Ora, se se olhar “além” do sistema jurídico integral da União, a situação muda. De fato, as empresas transnacionais desfrutam da concorrência entre ordenamentos jurídicos nacionais, sobretudo no Sul do mundo, para minimizar o custo do trabalho.  E ainda, propriamente nesta dimensão geopolítica e comercial subalterna, os códigos de conduta das multinacionais (que são parte da nova lex mercatoria, incentivadas pela própria UE e pelos princípios da ONU a respeito da empresas e direitos humanos) terminam por preencher as lacunas dos direitos nacionais, às vezes suprindo a ausência de normas imperativas estatais de tutela do trabalhador nos países em que os padrões de tutela dos direitos sociais fundamentais são mais baixos. Mas com todos os problemas correlatos à confiabilidade da tutela do trabalhador do Estado ao mercado (63).

Inversamente, olhando “aquém” do contexto da UE, a influência da lex mercatoria não se traduz em uma melhora dos direitos fundamentais dos trabalhadores. 

Há que se colocar em discussão a própria rigidez do tradicional sistema justrabalhista. As características básicas do direito do trabalho e sua função equilibradora das posições assimétricas entre trabalhadores e empregadores parecem, de fato, ameaçadas pela afirmação de formas de negociação privada entre o trabalhador e o empregador em nome da autonomia formal das partes (como acontece por meio das plataformas digitais).  Estas formas de negociação ameaçam desarticular as categorias fundamentais do direito do trabalho e fragilizar a função compensatória e de reequilíbrio de poder no âmbito das relações individuais e coletivas.

 

 NOTAS

 (1) Tradução: Eiko Lúcia Itioka; Janeiro 2020.

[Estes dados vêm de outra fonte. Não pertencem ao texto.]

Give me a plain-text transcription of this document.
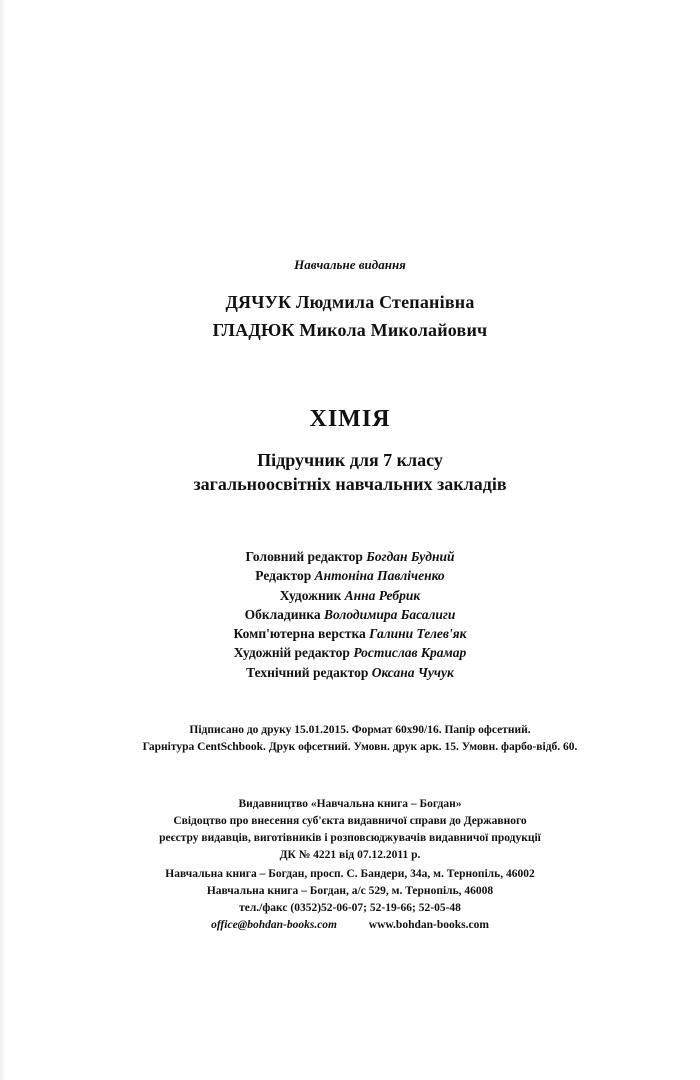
Навчальне видання
ДЯЧУК Людмила Степанівна
ГЛАДЮК Микола Миколайович
ХІМІЯ
Підручник для 7 класу
загальноосвітніх навчальних закладів
Головний редактор Богдан Будний
Редактор Антоніна Павліченко
Художник Анна Ребрик
Обкладинка Володимира Басалиги
Комп'ютерна верстка Галини Телев'як
Художній редактор Ростислав Крамар
Технічний редактор Оксана Чучук
Підписано до друку 15.01.2015. Формат 60х90/16. Папір офсетний.
Гарнітура CentSchbook. Друк офсетний. Умовн. друк арк. 15. Умовн. фарбо-відб. 60.
Видавництво «Навчальна книга – Богдан»
Свідоцтво про внесення суб'єкта видавничої справи до Державного
реєстру видавців, виготівників і розповсюджувачів видавничої продукції
ДК № 4221 від 07.12.2011 р.
Навчальна книга – Богдан, просп. С. Бандери, 34а, м. Тернопіль, 46002
Навчальна книга – Богдан, а/с 529, м. Тернопіль, 46008
тел./факс (0352)52-06-07; 52-19-66; 52-05-48
office@bohdan-books.com	www.bohdan-books.com
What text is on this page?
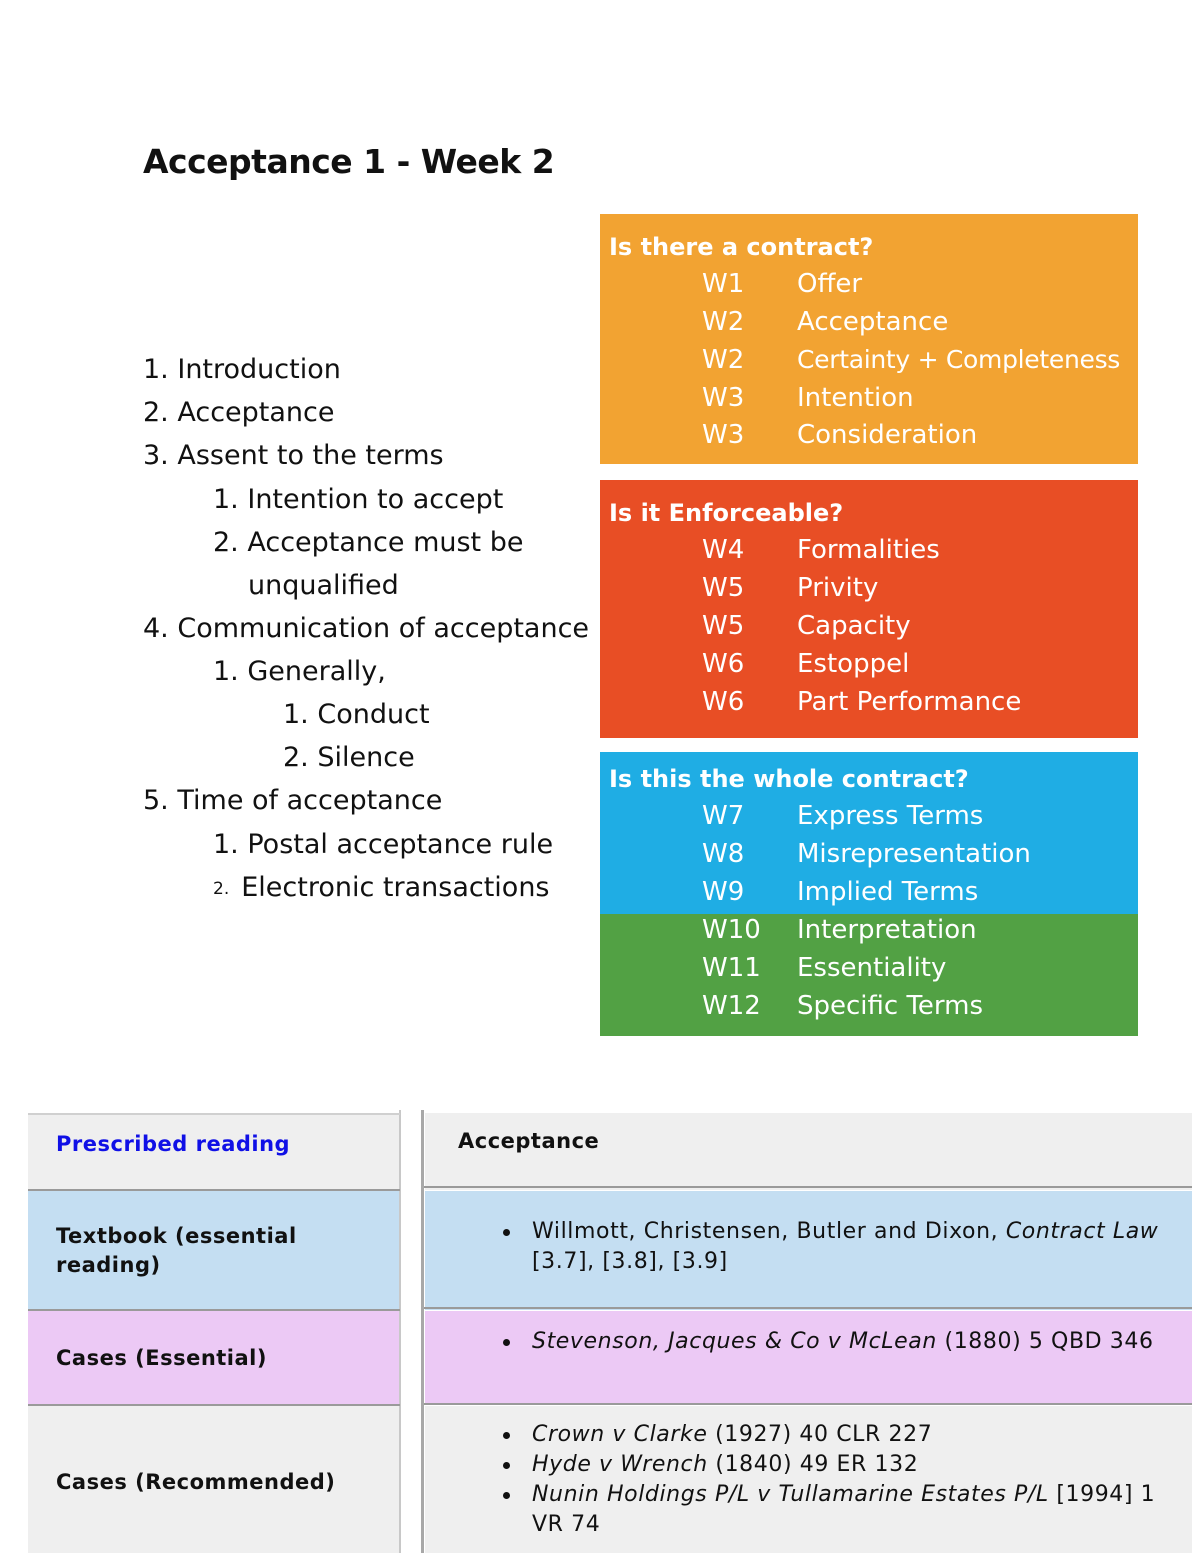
Acceptance 1 - Week 2
1. Introduction
2. Acceptance
3. Assent to the terms
1. Intention to accept
2. Acceptance must be
unqualified
4. Communication of acceptance
1. Generally,
1. Conduct
2. Silence
5. Time of acceptance
1. Postal acceptance rule
2. Electronic transactions
Is there a contract?
W1 Offer
W2 Acceptance
W2 Certainty + Completeness
W3 Intention
W3 Consideration
Is it Enforceable?
W4 Formalities
W5 Privity
W5 Capacity
W6 Estoppel
W6 Part Performance
Is this the whole contract?
W7 Express Terms
W8 Misrepresentation
W9 Implied Terms
W10 Interpretation
W11 Essentiality
W12 Specific Terms
Prescribed reading	Acceptance
Textbook (essential reading)
Willmott, Christensen, Butler and Dixon, Contract Law [3.7], [3.8], [3.9]
Cases (Essential)
Stevenson, Jacques & Co v McLean (1880) 5 QBD 346
Cases (Recommended)
Crown v Clarke (1927) 40 CLR 227
Hyde v Wrench (1840) 49 ER 132
Nunin Holdings P/L v Tullamarine Estates P/L [1994] 1 VR 74
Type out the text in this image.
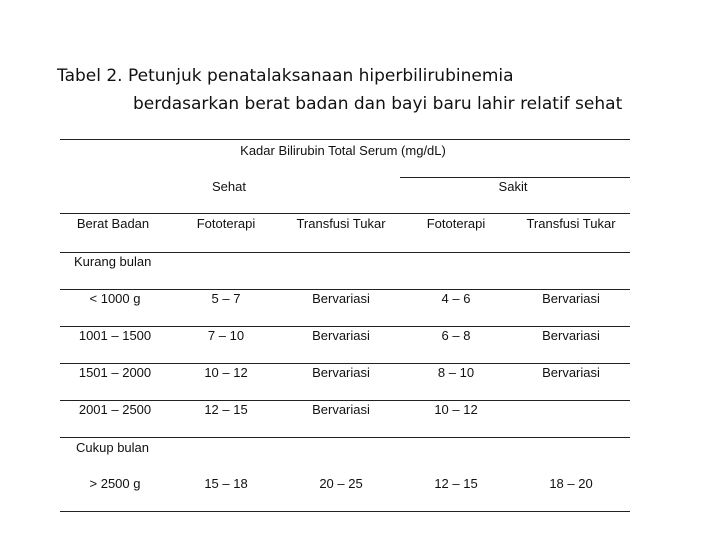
Tabel 2. Petunjuk penatalaksanaan hiperbilirubinemia
berdasarkan berat badan dan bayi baru lahir relatif sehat
Kadar Bilirubin Total Serum (mg/dL)
Sehat	Sakit
Berat Badan	Fototerapi	Transfusi Tukar	Fototerapi	Transfusi Tukar
Kurang bulan
< 1000 g	5 – 7	Bervariasi	4 – 6	Bervariasi
1001 – 1500	7 – 10	Bervariasi	6 – 8	Bervariasi
1501 – 2000	10 – 12	Bervariasi	8 – 10	Bervariasi
2001 – 2500	12 – 15	Bervariasi	10 – 12
Cukup bulan
> 2500 g	15 – 18	20 – 25	12 – 15	18 – 20
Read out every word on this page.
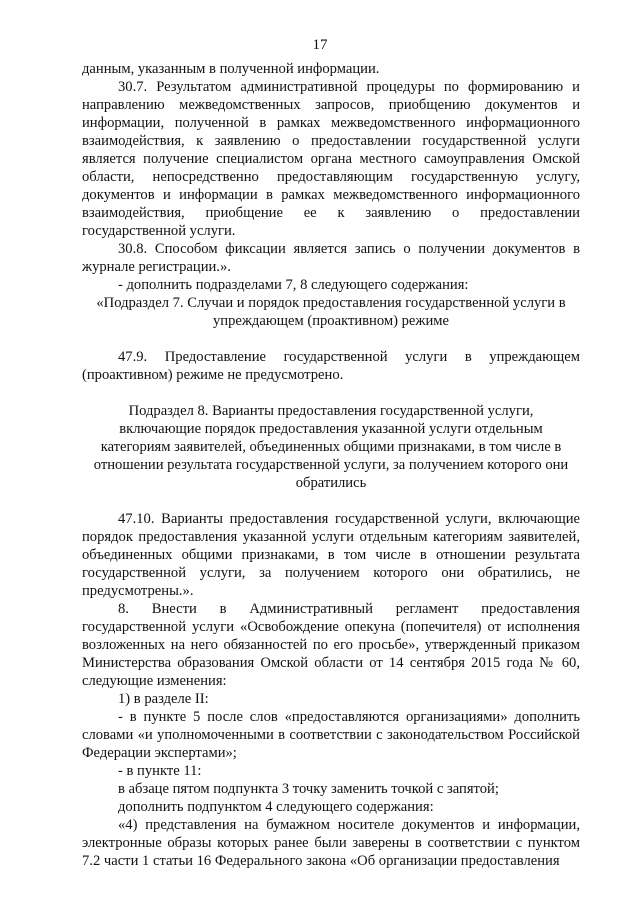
17

данным, указанным в полученной информации.

30.7. Результатом административной процедуры по формированию и направлению межведомственных запросов, приобщению документов и информации, полученной в рамках межведомственного информационного взаимодействия, к заявлению о предоставлении государственной услуги является получение специалистом органа местного самоуправления Омской области, непосредственно предоставляющим государственную услугу, документов и информации в рамках межведомственного информационного взаимодействия, приобщение ее к заявлению о предоставлении государственной услуги.

30.8. Способом фиксации является запись о получении документов в журнале регистрации.».

- дополнить подразделами 7, 8 следующего содержания:

«Подраздел 7. Случаи и порядок предоставления государственной услуги в упреждающем (проактивном) режиме

47.9. Предоставление государственной услуги в упреждающем (проактивном) режиме не предусмотрено.

Подраздел 8. Варианты предоставления государственной услуги, включающие порядок предоставления указанной услуги отдельным категориям заявителей, объединенных общими признаками, в том числе в отношении результата государственной услуги, за получением которого они обратились

47.10. Варианты предоставления государственной услуги, включающие порядок предоставления указанной услуги отдельным категориям заявителей, объединенных общими признаками, в том числе в отношении результата государственной услуги, за получением которого они обратились, не предусмотрены.».

8. Внести в Административный регламент предоставления государственной услуги «Освобождение опекуна (попечителя) от исполнения возложенных на него обязанностей по его просьбе», утвержденный приказом Министерства образования Омской области от 14 сентября 2015 года № 60, следующие изменения:

1) в разделе II:

- в пункте 5 после слов «предоставляются организациями» дополнить словами «и уполномоченными в соответствии с законодательством Российской Федерации экспертами»;

- в пункте 11:

в абзаце пятом подпункта 3 точку заменить точкой с запятой;

дополнить подпунктом 4 следующего содержания:

«4) представления на бумажном носителе документов и информации, электронные образы которых ранее были заверены в соответствии с пунктом 7.2 части 1 статьи 16 Федерального закона «Об организации предоставления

 (2) Cf. A. Lyon-Caen, Eternelle crise em « Le droit Ouvrier », 2012, p.68, que encaminha a A. Lyon-Caen, A.Jeammaud (sob a direção de), Droit du travail démocratie et crise, Actes Sud, Arles, 1986.

(3) Como, em particular, a inderrogabilidade: no quadro da geral crise geral, a inderrogabilidade vem cada vez mais percebida como um incomodo elemento de rigidez, incompatível com as exigências de adaptação do sistema produtivo a um mercado cada vez mais dinâmico e global. “[…] O estabelecimento das tutelas inderrogáveis acaba por ser considerado como um fator de obstáculo ou, no mínimo, como um freio à ocupação e, portanto, acusado de modo significativo – não só, mas também – de favorecer a ocupação irregular e a fuga da disciplina de tutela”:  cf. C. Cester, Inderogabilità [dir. lav], em “Enc. Treccani. Diritto on line”, 2016. “[…] E todavia, a abertura de brechas  sempre mais amplas na parede da inderrogabilidade traz junto o risco de colapso: “A história dos próximos anos nos dirá se o plano inclinado esboçado continuará a desenhar uma matéria totalmente nova, caracterizada por inéditos princípios e finalidades ou se, ao contrário, como é desejável, mesmo convivendo com os fenômenos de descontinuidade, preservará, mediante uma maior flexibilidade entre as fontes, aquela diretriz ideal própria – orientada pela proteção a quem trabalha como dependente de  outros  – que até hoje fez sobreviver a especialidade e a vitalidade do direito do trabalho em todo contexto político e cultural”; cf R. De Luca Tamajo, Il problema dell’inderogabilità delle regole a tutela del lavoro: passato e presente, em “Giorn. dir. lav. rel. ind.”, 2013, p. 715 e s.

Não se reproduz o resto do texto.